Case report – Intraoperative margin assessment of large breast specimens
B. Nakad, P.Simovici, D.Milevsky, A. Brodsky
Bothaina Nakad – Email: bthnnakad@gmail.com ORCID ID https://orcid.org/0000-0003-3224-8839 Surgery Department, Bnai-Zion Medical Center, Haifa, Israel Paula Simovici – Email: Paula.Simovitz@b-zion.org.il Radiology Department, Bnai-Zion Medical Center, Haifa, Israel Daria Milevsky – Email: danielmilevsky@yahoo.com Surgery Department, Bnai-Zion Medical Center, Haifa, Israel Asia Brodsky – Email: asiabrodsky@gmail.com Surgery Department, Bnai-Zion Medical Center, Haifa, Israel
Abstract We present here a case of the utility of Tomosynthesis in real time during surgery for margin assessment.
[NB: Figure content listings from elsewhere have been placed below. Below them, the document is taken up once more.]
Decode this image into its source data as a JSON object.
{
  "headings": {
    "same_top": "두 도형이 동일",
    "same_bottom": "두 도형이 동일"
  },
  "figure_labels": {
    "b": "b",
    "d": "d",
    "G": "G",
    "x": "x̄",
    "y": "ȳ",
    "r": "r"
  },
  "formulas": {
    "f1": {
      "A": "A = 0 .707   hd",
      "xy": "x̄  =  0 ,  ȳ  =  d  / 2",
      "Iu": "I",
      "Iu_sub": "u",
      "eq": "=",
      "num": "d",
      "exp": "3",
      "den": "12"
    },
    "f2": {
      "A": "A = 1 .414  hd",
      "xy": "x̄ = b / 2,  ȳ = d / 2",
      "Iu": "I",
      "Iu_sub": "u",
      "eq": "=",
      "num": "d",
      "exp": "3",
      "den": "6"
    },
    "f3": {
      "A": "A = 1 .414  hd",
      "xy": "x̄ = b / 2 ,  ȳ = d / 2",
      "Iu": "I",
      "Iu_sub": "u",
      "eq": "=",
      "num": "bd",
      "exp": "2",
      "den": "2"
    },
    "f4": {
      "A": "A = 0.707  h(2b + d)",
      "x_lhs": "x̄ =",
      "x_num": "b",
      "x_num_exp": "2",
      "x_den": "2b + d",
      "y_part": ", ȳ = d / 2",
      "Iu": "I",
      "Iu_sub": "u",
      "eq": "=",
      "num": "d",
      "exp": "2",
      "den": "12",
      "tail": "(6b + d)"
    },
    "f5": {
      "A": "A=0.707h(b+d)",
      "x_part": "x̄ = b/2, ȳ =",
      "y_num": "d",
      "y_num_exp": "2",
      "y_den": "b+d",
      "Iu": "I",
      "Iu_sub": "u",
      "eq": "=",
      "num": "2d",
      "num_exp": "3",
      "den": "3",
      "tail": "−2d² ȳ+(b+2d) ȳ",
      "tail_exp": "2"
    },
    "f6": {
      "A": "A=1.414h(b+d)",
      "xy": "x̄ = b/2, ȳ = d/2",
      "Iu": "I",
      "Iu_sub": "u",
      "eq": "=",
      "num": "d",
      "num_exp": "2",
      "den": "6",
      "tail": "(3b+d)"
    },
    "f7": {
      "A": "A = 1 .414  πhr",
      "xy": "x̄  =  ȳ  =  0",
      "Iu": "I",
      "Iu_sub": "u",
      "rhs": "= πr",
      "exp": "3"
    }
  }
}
This vigorous planning of operative steps allows one-step procedure with maximal outcome.
Introduction The current intraoperative margin evaluation methods used routinely are not adequate. Frozen sections of all suspected margins are not feasible specifically in a big specimen due to longer operating time and more difficult association with the correct orientation of the margins (1). The use of Margin probe has not been proven to have a clinical significance and increases the False-Positive rates of positive margins (2).
Methods A 40 years old patient, with Infiltrative Ductal Carcinoma, ERP PRN HER2P KI67 9% and cN1, with a complete clinical response post Neoadjuvant Herceptin-Perjeta, was planned for a left Mastectomy with oncoplastic reconstruction. A revision of all pre-NAC and post-NAC imaging, including a breast MRI and Tomosynthesis, revealed multiple areas in the breast with calcifications, in proximity to the skin. The proximity and distance of these foci of calcifications were measured, and for those less than 1 cm from the skin, a total of four foci, we used a skin-mark localization. Accordingly, the oncoplastic stages of the operation were planned with planned incisions in the skin.
Intraoperatively and after resection of the breast, the mastectomy specimen was evaluated using Tomosynthesis with an orientation system of margins in accordance with the anatomical orientation of the breast (Cranial, Medial and Lateral). One additional margin resection was decided on in real-time by the breast radiologist and breast surgeons, the medial border due to proximity of calcifications to the actual margin. There was no need for additional resections in the anterior margin, including the skin.
Results The final pathology was high-grade DCIS. The only close margin less then 2 mm was the lower medial margin, which was resected during surgery after imaging evaluation. This allowed complete resection of areas marked pre-surgery and confirmed intra-operatively by specimen Tomosynthesis.
Conclusion The use of real-time Tomosynthesis allowed our patient to undergo a one-step operation of mastectomy and a tissue expander with highly satisfactory oncologic and cosmetic outcomes.